Almost had a day off the other day.
When I showed up at 7:15, there was no electricity in the building. Only the emergency lights were on in the hallways. It was a very surreal atmosphere. Dark. Quiet. The few teachers I saw on my way to the main office were smiling, excited about a possible day without students, and crossing their fingers, hoping we'd be sent home, too.
An announcement from the principal ten minutes later: "ComEd has been called. We'll keep the students in the cafeteria and auditorium for a while and see what happens." No power means no classes, that's what happens, I thought. But ten minutes after that, full power was restored.
When students did show up later on, they had no idea. No idea that they almost had a day off. And no idea that their teachers would have been just as excited about it.

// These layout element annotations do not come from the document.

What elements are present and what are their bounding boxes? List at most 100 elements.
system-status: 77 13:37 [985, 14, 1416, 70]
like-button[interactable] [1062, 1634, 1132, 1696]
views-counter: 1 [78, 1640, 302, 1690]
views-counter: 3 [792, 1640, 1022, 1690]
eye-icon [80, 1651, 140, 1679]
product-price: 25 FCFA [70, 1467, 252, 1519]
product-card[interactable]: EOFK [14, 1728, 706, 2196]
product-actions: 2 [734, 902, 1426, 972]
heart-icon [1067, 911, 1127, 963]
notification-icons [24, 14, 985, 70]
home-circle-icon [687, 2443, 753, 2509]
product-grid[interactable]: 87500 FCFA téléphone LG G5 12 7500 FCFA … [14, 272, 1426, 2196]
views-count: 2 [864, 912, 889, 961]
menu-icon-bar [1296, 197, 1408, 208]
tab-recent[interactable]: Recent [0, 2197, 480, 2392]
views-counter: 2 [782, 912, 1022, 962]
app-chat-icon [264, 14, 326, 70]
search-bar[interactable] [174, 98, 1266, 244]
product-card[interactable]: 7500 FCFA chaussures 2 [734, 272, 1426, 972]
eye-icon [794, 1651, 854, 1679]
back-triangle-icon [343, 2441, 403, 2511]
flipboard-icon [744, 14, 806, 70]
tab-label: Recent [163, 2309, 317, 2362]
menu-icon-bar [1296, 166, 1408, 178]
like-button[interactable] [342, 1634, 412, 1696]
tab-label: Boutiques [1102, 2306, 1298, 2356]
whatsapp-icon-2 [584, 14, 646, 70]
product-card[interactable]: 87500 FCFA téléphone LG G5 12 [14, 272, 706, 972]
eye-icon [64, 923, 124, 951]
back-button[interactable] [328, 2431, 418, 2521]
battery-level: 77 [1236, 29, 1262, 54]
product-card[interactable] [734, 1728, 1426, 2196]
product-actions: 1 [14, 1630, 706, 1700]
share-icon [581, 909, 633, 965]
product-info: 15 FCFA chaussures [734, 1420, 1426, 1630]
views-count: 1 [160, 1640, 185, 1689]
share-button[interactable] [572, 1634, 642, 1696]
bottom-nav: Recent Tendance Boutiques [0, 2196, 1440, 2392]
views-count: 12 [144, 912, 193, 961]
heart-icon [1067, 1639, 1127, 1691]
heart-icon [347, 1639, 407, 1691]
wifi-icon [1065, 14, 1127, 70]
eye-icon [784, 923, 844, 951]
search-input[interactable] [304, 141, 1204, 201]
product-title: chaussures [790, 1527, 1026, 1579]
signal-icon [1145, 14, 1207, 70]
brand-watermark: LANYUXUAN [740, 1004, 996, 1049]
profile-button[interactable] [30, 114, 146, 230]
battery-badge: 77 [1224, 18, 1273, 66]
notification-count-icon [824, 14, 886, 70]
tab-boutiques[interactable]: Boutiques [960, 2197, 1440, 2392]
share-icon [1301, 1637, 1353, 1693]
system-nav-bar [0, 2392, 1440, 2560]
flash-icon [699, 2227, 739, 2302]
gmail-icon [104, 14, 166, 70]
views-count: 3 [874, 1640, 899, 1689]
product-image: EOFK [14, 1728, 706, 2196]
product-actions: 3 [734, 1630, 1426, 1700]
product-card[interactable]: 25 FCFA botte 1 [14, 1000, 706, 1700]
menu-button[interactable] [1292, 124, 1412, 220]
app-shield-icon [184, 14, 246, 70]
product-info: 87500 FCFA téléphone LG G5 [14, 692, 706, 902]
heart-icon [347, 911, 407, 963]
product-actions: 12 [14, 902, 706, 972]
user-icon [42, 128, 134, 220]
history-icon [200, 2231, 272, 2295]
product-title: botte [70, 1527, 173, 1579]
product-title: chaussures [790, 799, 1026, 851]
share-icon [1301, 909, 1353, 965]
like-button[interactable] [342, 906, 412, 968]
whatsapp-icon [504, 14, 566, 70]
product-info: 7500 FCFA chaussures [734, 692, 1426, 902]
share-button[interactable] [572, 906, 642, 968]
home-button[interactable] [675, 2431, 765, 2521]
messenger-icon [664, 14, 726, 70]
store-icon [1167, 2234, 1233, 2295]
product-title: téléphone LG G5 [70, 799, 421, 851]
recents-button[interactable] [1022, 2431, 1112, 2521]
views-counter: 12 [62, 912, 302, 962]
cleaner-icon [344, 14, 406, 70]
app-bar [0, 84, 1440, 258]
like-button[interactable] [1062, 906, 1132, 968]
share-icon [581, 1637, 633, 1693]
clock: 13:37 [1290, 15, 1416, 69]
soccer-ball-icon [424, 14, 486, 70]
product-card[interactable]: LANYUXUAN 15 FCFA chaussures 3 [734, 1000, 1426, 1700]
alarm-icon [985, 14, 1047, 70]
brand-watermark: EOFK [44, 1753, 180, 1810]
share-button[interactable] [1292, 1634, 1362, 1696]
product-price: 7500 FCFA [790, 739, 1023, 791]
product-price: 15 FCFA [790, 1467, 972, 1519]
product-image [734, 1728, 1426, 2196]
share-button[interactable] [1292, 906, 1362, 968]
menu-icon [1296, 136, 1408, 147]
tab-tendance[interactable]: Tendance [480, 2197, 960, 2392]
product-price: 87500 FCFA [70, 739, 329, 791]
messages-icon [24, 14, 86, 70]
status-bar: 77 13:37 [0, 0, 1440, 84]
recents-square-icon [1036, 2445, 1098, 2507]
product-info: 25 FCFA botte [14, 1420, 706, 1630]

Something similar happened at a Northside high school last Friday, the day of the snowstorm. But their kids lucked out.
A friend who teaches there told it like this: "There was no power and we had the kids just waiting, not letting them go to their classes. At about 7:45 it was decided that school would be canceled, and kids started going home. A little after 8, some kids were still hanging out, waiting for rides, when the power came on. The kids that were still there scattered! You should have seen them run."
The teachers, obviously, had to stick around and had an in-service day. For me, that would've been torture. I'll take a day with students over a day of meetings any day. In fact, if they announced a surprise in-service day, I'd be the one running from the building.